DIANA
Dreaming Flower Vision Series
Diana was conceived during an artistic residency in China, between Zhuji, Hangzhou, and Shanghai. The work originates from a photographic research process conducted directly by the artist in the places encountered throughout the residency: gardens, parks, botanical elements, landscapes, and natural details observed and documented on a daily basis. These photographs are combined with images drawn from the artist’s personal archive, developed over many years of research into the relationship between human beings, nature, and imagination.
The artwork is constructed from original photographs taken by the artist both during the residency and from her personal photographic archive. The use of artificial intelligence was limited to the combination and layering of existing photographic materials, without the autonomous generation of images. Photography remains the primary and indispensable foundation of the work, while AI functions solely as a compositional and technical tool, enabling the dialogue between fragments of reality belonging to different places, times, and experiences.
The figure of Diana emerges as a presence suspended between myth and nature. Her body appears to be generated from the very substance of the landscape, merging with petals, leaves, and organic forms that evoke continuous processes of transformation and renewal. The classical goddess is reinterpreted here as a contemporary symbol of harmony between humanity and the environment, guardian of a profound yet fragile relationship with the natural world.
In Diana, the flower is not merely a decorative element but becomes a metaphor for growth, memory, and metamorphosis. The image invites the viewer to enter an intermediate space between reality and vision, where nature becomes symbolic language and landscape is transformed into an inner experience.

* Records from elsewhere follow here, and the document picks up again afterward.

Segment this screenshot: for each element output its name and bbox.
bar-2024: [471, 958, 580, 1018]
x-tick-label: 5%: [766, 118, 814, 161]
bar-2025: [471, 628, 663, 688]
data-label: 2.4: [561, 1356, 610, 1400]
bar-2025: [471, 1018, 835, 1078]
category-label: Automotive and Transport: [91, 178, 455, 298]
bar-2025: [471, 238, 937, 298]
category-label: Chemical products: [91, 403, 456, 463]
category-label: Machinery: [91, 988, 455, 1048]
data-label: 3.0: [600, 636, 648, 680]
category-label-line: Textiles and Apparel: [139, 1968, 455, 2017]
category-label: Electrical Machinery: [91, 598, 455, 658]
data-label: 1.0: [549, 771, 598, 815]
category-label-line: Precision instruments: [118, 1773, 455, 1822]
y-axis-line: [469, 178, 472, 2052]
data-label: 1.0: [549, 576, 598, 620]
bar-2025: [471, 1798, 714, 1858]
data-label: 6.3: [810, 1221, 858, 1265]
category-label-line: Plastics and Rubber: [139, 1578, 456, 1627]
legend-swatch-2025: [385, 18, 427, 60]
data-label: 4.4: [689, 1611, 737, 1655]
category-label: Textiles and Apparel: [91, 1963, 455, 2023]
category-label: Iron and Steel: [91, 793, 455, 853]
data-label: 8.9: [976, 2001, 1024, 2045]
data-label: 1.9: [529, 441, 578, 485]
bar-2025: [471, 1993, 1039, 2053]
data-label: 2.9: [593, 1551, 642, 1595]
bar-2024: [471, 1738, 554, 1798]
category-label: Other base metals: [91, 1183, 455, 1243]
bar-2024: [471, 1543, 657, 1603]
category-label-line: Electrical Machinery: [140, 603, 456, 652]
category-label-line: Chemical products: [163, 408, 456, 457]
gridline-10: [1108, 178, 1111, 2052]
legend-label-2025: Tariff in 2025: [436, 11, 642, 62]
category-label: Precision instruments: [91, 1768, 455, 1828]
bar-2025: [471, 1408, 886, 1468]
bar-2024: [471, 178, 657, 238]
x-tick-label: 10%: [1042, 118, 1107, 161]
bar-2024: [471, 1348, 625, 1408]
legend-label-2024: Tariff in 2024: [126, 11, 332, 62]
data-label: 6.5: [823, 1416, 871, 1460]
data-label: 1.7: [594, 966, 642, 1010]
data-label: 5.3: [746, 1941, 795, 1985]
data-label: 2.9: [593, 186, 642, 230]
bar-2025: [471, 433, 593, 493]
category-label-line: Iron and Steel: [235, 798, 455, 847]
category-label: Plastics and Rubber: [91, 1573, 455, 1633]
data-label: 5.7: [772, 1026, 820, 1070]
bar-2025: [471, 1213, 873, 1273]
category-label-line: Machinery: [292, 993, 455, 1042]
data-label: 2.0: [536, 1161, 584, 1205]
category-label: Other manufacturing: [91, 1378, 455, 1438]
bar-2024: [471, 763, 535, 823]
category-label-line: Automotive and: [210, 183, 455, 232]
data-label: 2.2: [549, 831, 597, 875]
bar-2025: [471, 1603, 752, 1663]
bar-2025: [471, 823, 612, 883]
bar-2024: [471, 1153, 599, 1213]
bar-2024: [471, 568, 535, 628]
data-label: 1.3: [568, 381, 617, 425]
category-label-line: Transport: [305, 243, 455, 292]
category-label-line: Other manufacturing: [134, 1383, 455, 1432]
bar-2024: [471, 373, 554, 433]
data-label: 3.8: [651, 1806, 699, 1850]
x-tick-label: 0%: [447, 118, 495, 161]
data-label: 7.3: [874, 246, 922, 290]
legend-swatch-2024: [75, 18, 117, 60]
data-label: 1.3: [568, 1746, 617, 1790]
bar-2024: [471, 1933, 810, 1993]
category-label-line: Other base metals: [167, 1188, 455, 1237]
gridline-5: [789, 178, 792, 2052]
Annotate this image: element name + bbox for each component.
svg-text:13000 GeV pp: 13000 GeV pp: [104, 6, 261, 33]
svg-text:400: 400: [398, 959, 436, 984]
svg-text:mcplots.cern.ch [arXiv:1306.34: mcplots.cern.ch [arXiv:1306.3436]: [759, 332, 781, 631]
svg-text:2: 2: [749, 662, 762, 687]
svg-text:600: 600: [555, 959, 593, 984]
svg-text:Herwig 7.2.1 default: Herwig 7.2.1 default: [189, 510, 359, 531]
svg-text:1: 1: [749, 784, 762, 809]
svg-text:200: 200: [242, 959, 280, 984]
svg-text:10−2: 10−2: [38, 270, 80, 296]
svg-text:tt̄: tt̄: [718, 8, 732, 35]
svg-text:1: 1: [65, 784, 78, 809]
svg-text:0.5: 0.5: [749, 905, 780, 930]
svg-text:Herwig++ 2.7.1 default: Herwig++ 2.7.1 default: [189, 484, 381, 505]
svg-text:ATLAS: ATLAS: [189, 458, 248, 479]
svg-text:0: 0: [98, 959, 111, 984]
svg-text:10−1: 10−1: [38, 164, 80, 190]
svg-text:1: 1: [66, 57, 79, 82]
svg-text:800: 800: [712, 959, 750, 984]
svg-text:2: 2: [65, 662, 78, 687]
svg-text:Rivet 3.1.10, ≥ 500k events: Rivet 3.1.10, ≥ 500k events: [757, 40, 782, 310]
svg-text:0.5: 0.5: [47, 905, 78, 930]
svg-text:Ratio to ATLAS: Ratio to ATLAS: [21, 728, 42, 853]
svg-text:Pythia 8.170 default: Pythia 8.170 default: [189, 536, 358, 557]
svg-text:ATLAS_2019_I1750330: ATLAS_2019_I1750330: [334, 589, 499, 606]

The work belongs to the Dreaming Flower Vision series, a project developed during the residency at the Hong Museum and later presented at the Hongyi Art Museum in Shanghai.
The artwork is produced in a limited edition of 5 prints plus artist’s proofs. Print No. 1 of the edition has been acquired for the permanent collection of the Hong Museum, acknowledging the artistic value of the project and the intercultural dialogue fostered through the residency experience.
Each print is produced on Hahnemühle FineArt Museum Grade paper, a matte, acid-free, museum-quality medium specifically designed for long-term conservation. The prints are created using archival pigment inks with UV-resistant properties, ensuring exceptional tonal depth, color richness, and longevity in accordance with international museum standards for the preservation of contemporary photographic artworks.
Through the intersection of photography, personal memory, landscape, and new technologies, Diana explores the possibility of constructing new visual narratives grounded in lived experience and direct observation, fostering a continuous dialogue between East and West, nature and imagination, memory and transformation.